The evaluation and assessment of people working within, or applying for, positions in your organization may not be an unfamiliar concept. After all, entire scientific specialties revolve around assessment and selection methods to evaluate the appropriate qualities that have been identified as crucial for the success of a new-hire or promotional candidate. Various types of assessments (behavioral, situational judgment, cognitive, personality, knowledge-based, etc.) exist and can each be applied effectively under the appropriate situation and desired outcome. However, the largest takeaway from the outcomes of those assessments is to determine whether a candidate is pursued further for an open position. In doing so, however, half of the picture is missed.
While hiring decisions can ultimately benefit from any additional information about a candidate, many other aspects of an employee life-cycle can benefit as well, not only for the organization but for the employee’s growth and satisfaction levels.

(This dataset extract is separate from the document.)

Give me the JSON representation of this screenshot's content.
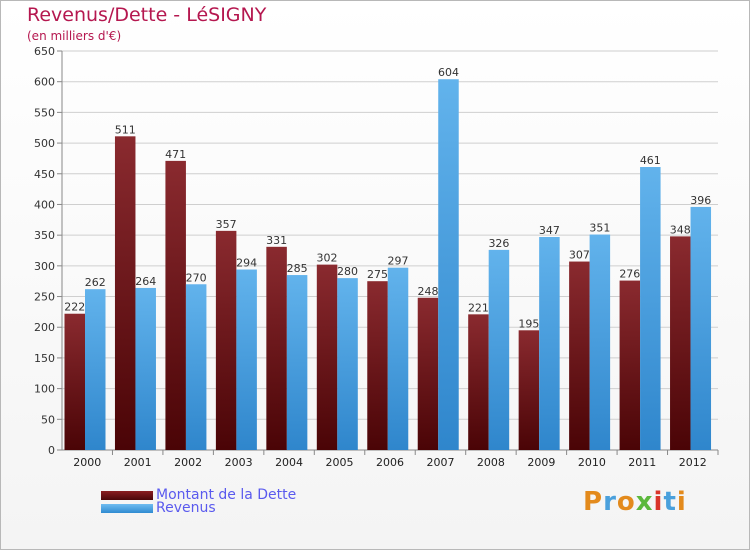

To that point, while the perceived cost of implementing an assessment tool may be of concern, there is the increased importance on selecting a tool that could be helpful from several angles and not just from a selection standpoint.

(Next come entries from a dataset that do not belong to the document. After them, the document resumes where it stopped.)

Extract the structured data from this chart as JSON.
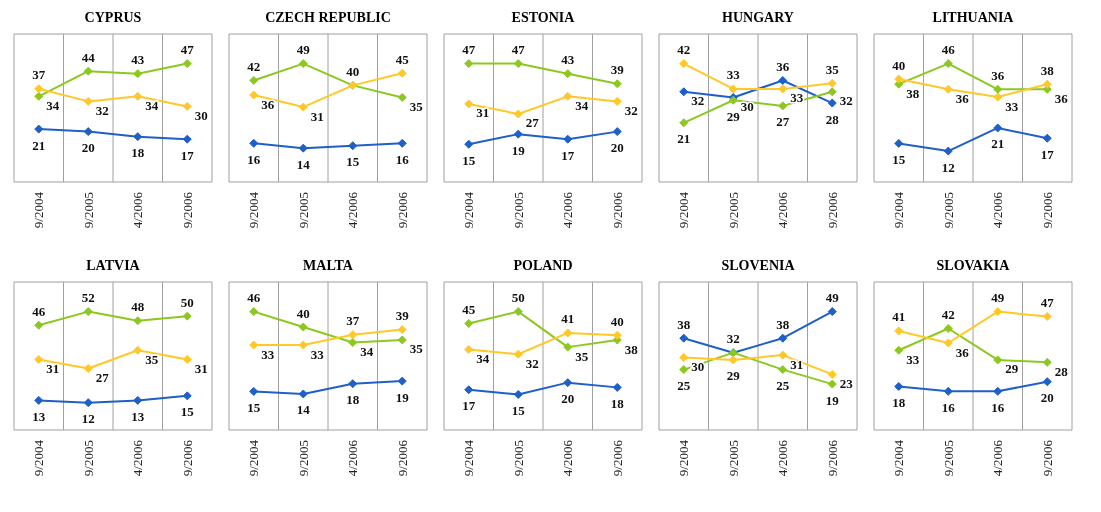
{
  "chart_data": [
    {
      "type": "line",
      "title": "CYPRUS",
      "categories": [
        "9/2004",
        "9/2005",
        "4/2006",
        "9/2006"
      ],
      "marker": "diamond",
      "grid": "x",
      "tick_labels": "x",
      "series": [
        {
          "color": "#1f5fc8",
          "values": [
            21,
            20,
            18,
            17
          ],
          "value_labels": [
            "21",
            "20",
            "18",
            "17"
          ]
        },
        {
          "color": "#8cc820",
          "values": [
            34,
            44,
            43,
            47
          ],
          "value_labels": [
            "34",
            "44",
            "43",
            "47"
          ]
        },
        {
          "color": "#ffc828",
          "values": [
            37,
            32,
            34,
            30
          ],
          "value_labels": [
            "37",
            "32",
            "34",
            "30"
          ]
        }
      ]
    },
    {
      "type": "line",
      "title": "CZECH REPUBLIC",
      "categories": [
        "9/2004",
        "9/2005",
        "4/2006",
        "9/2006"
      ],
      "marker": "diamond",
      "grid": "x",
      "tick_labels": "x",
      "series": [
        {
          "color": "#1f5fc8",
          "values": [
            16,
            14,
            15,
            16
          ],
          "value_labels": [
            "16",
            "14",
            "15",
            "16"
          ]
        },
        {
          "color": "#8cc820",
          "values": [
            42,
            49,
            40,
            35
          ],
          "value_labels": [
            "42",
            "49",
            "40",
            "35"
          ]
        },
        {
          "color": "#ffc828",
          "values": [
            36,
            31,
            40,
            45
          ],
          "value_labels": [
            "36",
            "31",
            null,
            "45"
          ]
        }
      ]
    },
    {
      "type": "line",
      "title": "ESTONIA",
      "categories": [
        "9/2004",
        "9/2005",
        "4/2006",
        "9/2006"
      ],
      "marker": "diamond",
      "grid": "x",
      "tick_labels": "x",
      "series": [
        {
          "color": "#1f5fc8",
          "values": [
            15,
            19,
            17,
            20
          ],
          "value_labels": [
            "15",
            "19",
            "17",
            "20"
          ]
        },
        {
          "color": "#8cc820",
          "values": [
            47,
            47,
            43,
            39
          ],
          "value_labels": [
            "47",
            "47",
            "43",
            "39"
          ]
        },
        {
          "color": "#ffc828",
          "values": [
            31,
            27,
            34,
            32
          ],
          "value_labels": [
            "31",
            "27",
            "34",
            "32"
          ]
        }
      ]
    },
    {
      "type": "line",
      "title": "HUNGARY",
      "categories": [
        "9/2004",
        "9/2005",
        "4/2006",
        "9/2006"
      ],
      "marker": "diamond",
      "grid": "x",
      "tick_labels": "x",
      "series": [
        {
          "color": "#1f5fc8",
          "values": [
            32,
            30,
            36,
            28
          ],
          "value_labels": [
            "32",
            "30",
            "36",
            "28"
          ]
        },
        {
          "color": "#8cc820",
          "values": [
            21,
            29,
            27,
            32
          ],
          "value_labels": [
            "21",
            "29",
            "27",
            "32"
          ]
        },
        {
          "color": "#ffc828",
          "values": [
            42,
            33,
            33,
            35
          ],
          "value_labels": [
            "42",
            "33",
            "33",
            "35"
          ]
        }
      ]
    },
    {
      "type": "line",
      "title": "LITHUANIA",
      "categories": [
        "9/2004",
        "9/2005",
        "4/2006",
        "9/2006"
      ],
      "marker": "diamond",
      "grid": "x",
      "tick_labels": "x",
      "series": [
        {
          "color": "#1f5fc8",
          "values": [
            15,
            12,
            21,
            17
          ],
          "value_labels": [
            "15",
            "12",
            "21",
            "17"
          ]
        },
        {
          "color": "#8cc820",
          "values": [
            38,
            46,
            36,
            36
          ],
          "value_labels": [
            "38",
            "46",
            "36",
            "36"
          ]
        },
        {
          "color": "#ffc828",
          "values": [
            40,
            36,
            33,
            38
          ],
          "value_labels": [
            "40",
            "36",
            "33",
            "38"
          ]
        }
      ]
    },
    {
      "type": "line",
      "title": "LATVIA",
      "categories": [
        "9/2004",
        "9/2005",
        "4/2006",
        "9/2006"
      ],
      "marker": "diamond",
      "grid": "x",
      "tick_labels": "x",
      "series": [
        {
          "color": "#1f5fc8",
          "values": [
            13,
            12,
            13,
            15
          ],
          "value_labels": [
            "13",
            "12",
            "13",
            "15"
          ]
        },
        {
          "color": "#8cc820",
          "values": [
            46,
            52,
            48,
            50
          ],
          "value_labels": [
            "46",
            "52",
            "48",
            "50"
          ]
        },
        {
          "color": "#ffc828",
          "values": [
            31,
            27,
            35,
            31
          ],
          "value_labels": [
            "31",
            "27",
            "35",
            "31"
          ]
        }
      ]
    },
    {
      "type": "line",
      "title": "MALTA",
      "categories": [
        "9/2004",
        "9/2005",
        "4/2006",
        "9/2006"
      ],
      "marker": "diamond",
      "grid": "x",
      "tick_labels": "x",
      "series": [
        {
          "color": "#1f5fc8",
          "values": [
            15,
            14,
            18,
            19
          ],
          "value_labels": [
            "15",
            "14",
            "18",
            "19"
          ]
        },
        {
          "color": "#8cc820",
          "values": [
            46,
            40,
            34,
            35
          ],
          "value_labels": [
            "46",
            "40",
            "34",
            "35"
          ]
        },
        {
          "color": "#ffc828",
          "values": [
            33,
            33,
            37,
            39
          ],
          "value_labels": [
            "33",
            "33",
            "37",
            "39"
          ]
        }
      ]
    },
    {
      "type": "line",
      "title": "POLAND",
      "categories": [
        "9/2004",
        "9/2005",
        "4/2006",
        "9/2006"
      ],
      "marker": "diamond",
      "grid": "x",
      "tick_labels": "x",
      "series": [
        {
          "color": "#1f5fc8",
          "values": [
            17,
            15,
            20,
            18
          ],
          "value_labels": [
            "17",
            "15",
            "20",
            "18"
          ]
        },
        {
          "color": "#8cc820",
          "values": [
            45,
            50,
            35,
            38
          ],
          "value_labels": [
            "45",
            "50",
            "35",
            "38"
          ]
        },
        {
          "color": "#ffc828",
          "values": [
            34,
            32,
            41,
            40
          ],
          "value_labels": [
            "34",
            "32",
            "41",
            "40"
          ]
        }
      ]
    },
    {
      "type": "line",
      "title": "SLOVENIA",
      "categories": [
        "9/2004",
        "9/2005",
        "4/2006",
        "9/2006"
      ],
      "marker": "diamond",
      "grid": "x",
      "tick_labels": "x",
      "series": [
        {
          "color": "#1f5fc8",
          "values": [
            38,
            32,
            38,
            49
          ],
          "value_labels": [
            "38",
            "32",
            "38",
            "49"
          ]
        },
        {
          "color": "#8cc820",
          "values": [
            25,
            32,
            25,
            19
          ],
          "value_labels": [
            "25",
            null,
            "25",
            "19"
          ]
        },
        {
          "color": "#ffc828",
          "values": [
            30,
            29,
            31,
            23
          ],
          "value_labels": [
            "30",
            "29",
            "31",
            "23"
          ]
        }
      ]
    },
    {
      "type": "line",
      "title": "SLOVAKIA",
      "categories": [
        "9/2004",
        "9/2005",
        "4/2006",
        "9/2006"
      ],
      "marker": "diamond",
      "grid": "x",
      "tick_labels": "x",
      "series": [
        {
          "color": "#1f5fc8",
          "values": [
            18,
            16,
            16,
            20
          ],
          "value_labels": [
            "18",
            "16",
            "16",
            "20"
          ]
        },
        {
          "color": "#8cc820",
          "values": [
            33,
            42,
            29,
            28
          ],
          "value_labels": [
            "33",
            "42",
            "29",
            "28"
          ]
        },
        {
          "color": "#ffc828",
          "values": [
            41,
            36,
            49,
            47
          ],
          "value_labels": [
            "41",
            "36",
            "49",
            "47"
          ]
        }
      ]
    }
  ]
}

Employees in today’s workforce want to feel invested in by their employers which is largely derived by how much they feel encouraged to their purpose of professional development efforts. Therefore, linking and using information gained from an assessment to aid in the employee’s development can demonstrate genuine investment. Assessments can help each of the following developmental efforts:
- Integrating with new team members,
- Navigating new cultures through mergers and acquisitions,
- Leadership development for high-potential employees, and
- Creating action plans for employees who may be struggling.
Largely, the outcome of an assessment process should be mutually beneficial to both the organization and the employee. A development plan can be created from the assessment information and tailored around the needs of the organization and/or what the current situation is for each employee. A supervising manager and the employee can then begin to more accurately identify an action plan and initiatives that are more applicable to the employee’s current state while gearing towards the appropriate developmental goals.